4. Portée opérationnelle et stratégique

Au-delà de l’aspect technique, Chergui 2025 témoigne de la solidité du partenariat stratégique entre la France et le Maroc.

L’exercice vise à :
  • Renforcer l’interopérabilité militaire
  • Développer les savoir-faire tactiques et techniques
  • Répondre aux défis sécuritaires régionaux dans un contexte international instable
Ainsi, il ne s’agit pas seulement d’un entraînement, mais aussi d’un signal politique et stratégique, démontrant la volonté de Paris et Rabat de coopérer face aux défis régionaux.

III. Implications géostratégiques : démonstration de puissance et rééquilibrage régional

1. Message "dissuasif" à l’Algérie

Au-delà de l’aspect opérationnel, Chergui envoie un message clair : le Maroc peut mobiliser ses forces conjointement avec un allié européen majeur à proximité de la frontière orientale.

Pour l’Algérie, cela représente un rappel du soutien occidental dont bénéficie Rabat et de sa capacité à influencer l’équilibre stratégique régional.

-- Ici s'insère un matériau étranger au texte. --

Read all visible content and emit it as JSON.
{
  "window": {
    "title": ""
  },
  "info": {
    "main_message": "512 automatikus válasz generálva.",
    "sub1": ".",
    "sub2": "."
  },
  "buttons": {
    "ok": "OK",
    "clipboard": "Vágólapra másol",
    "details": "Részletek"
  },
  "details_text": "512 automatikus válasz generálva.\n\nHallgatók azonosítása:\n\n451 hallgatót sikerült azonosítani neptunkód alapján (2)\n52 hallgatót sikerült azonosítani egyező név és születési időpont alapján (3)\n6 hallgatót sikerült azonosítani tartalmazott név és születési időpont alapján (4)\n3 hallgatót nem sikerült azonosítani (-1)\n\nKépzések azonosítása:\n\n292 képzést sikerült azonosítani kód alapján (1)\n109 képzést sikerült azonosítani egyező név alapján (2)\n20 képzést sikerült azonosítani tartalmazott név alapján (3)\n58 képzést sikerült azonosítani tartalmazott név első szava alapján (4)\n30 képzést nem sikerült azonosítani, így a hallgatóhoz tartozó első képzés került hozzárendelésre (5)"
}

2. Repositionnement français au Maghreb

La participation de la France permet de maintenir une présence militaire visible dans le Maghreb après le retrait du Sahel.

Paris envoie un double message : il reste un acteur de sécurité crédible, et il renforce son alliance stratégique avec le Maroc comme contrepoids à l’Algérie.

3. Escalade maîtrisée et équilibre régional

Même si ces manœuvres ne constituent pas une menace directe, elles contribuent à la militarisation symbolique de la région.

En réponse, l’Algérie intensifie ses propres exercices et consolide ses capacités de dissuasion, établissant ainsi un équilibre stratégique subtil mais tendu.

Conclusion : “Chergui”, le souffle chaud d’une rivalité persistante

Les manœuvres Chergui dépassent largement le cadre d’un simple exercice : elles incarnent les dynamiques concurrentielles du Maghreb, où les démonstrations militaires deviennent un langage stratégique codé.

Pour le Maroc, elles signalent sa fiabilité comme partenaire militaire de l’Occident ; pour la France, un moyen de maintenir son influence ; pour l’Algérie, une provocation symbolique qui confirme la nécessité de préserver sa souveraineté et son équilibre régional.

En l’absence d’un dialogue politique effectif entre Alger et Rabat, les démonstrations militaires deviennent le principal canal de communication.

Le Chergui—ce vent chaud venant de l’Est—symbolise une rivalité séculaire dans le Maghreb, où la géopolitique et l’histoire restent étroitement imbriquées dans un climat de méfiance et d’affirmation nationale.